As described above, the particles 1 to 9 for immunoturbidimetry according to the present disclosure had high sensitivity and excellent storage stability, and both the improvement in sensitivity and the improvement in storage stability were able to be achieved. Meanwhile, the particle of Comparative Example 1 had low storage stability. Further, the particle of Comparative Example 2 had excellent storage stability, but low sensitivity. That is, both the improvement in sensitivity and the improvement in storage stability were not able to be achieved in Comparative Example 1 and Comparative Example 2.

According to the present disclosure, there can be provided a particle for immunoturbidimetry, a reagent, a test kit, and a method of detecting a target substance that can each detect a trace component in a low-concentration region of a target substance and improve storage stability.

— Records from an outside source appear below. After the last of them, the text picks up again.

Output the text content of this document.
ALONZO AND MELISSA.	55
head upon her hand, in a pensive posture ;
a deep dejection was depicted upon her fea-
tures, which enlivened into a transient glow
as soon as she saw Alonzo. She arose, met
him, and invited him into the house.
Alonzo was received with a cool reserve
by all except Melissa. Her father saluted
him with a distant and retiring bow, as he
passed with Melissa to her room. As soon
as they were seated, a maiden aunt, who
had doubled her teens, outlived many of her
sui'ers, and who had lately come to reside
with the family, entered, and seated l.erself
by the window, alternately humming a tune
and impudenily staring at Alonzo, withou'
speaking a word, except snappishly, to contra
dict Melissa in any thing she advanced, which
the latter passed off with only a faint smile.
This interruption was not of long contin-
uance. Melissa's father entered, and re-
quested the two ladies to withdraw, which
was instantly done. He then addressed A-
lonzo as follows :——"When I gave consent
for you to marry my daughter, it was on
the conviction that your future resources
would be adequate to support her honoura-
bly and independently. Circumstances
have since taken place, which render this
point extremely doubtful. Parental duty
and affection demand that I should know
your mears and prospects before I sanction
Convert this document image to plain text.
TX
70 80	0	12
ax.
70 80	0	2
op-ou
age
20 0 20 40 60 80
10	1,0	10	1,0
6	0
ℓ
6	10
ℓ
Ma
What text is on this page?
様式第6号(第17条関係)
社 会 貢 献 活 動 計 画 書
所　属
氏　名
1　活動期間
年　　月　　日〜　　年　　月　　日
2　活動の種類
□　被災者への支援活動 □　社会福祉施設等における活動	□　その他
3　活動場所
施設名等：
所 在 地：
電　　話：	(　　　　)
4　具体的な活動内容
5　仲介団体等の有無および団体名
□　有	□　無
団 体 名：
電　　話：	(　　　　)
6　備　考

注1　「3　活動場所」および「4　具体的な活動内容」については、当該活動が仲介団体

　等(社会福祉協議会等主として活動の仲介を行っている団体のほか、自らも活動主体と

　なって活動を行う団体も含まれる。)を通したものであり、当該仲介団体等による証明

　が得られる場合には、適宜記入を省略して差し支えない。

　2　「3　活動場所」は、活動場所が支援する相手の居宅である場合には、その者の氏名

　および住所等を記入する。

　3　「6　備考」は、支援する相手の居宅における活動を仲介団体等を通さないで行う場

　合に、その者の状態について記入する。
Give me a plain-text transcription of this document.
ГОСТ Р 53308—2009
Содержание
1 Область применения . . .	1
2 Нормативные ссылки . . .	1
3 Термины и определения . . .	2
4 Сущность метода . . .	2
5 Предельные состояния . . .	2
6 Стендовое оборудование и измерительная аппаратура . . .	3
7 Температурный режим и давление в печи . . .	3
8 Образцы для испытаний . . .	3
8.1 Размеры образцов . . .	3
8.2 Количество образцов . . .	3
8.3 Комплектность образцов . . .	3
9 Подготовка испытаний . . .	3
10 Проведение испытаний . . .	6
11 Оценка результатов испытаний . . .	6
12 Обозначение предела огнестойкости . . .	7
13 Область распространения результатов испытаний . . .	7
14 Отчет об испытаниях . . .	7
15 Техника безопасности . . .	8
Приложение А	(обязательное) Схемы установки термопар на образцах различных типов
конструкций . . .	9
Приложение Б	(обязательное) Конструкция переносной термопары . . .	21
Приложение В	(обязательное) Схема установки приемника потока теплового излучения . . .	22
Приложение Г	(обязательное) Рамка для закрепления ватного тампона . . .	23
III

While the present disclosure has been described with reference to embodiments, it is to be understood that the present disclosure is not limited to the disclosed embodiments. The scope of the following claims is to be accorded the broadest interpretation so as to encompass all such modifications and equivalent structures and functions.

This application claims the benefit of Japanese Patent Application No. 2024-208569, filed Nov. 29, 2024, which is hereby incorporated by reference herein in its entirety.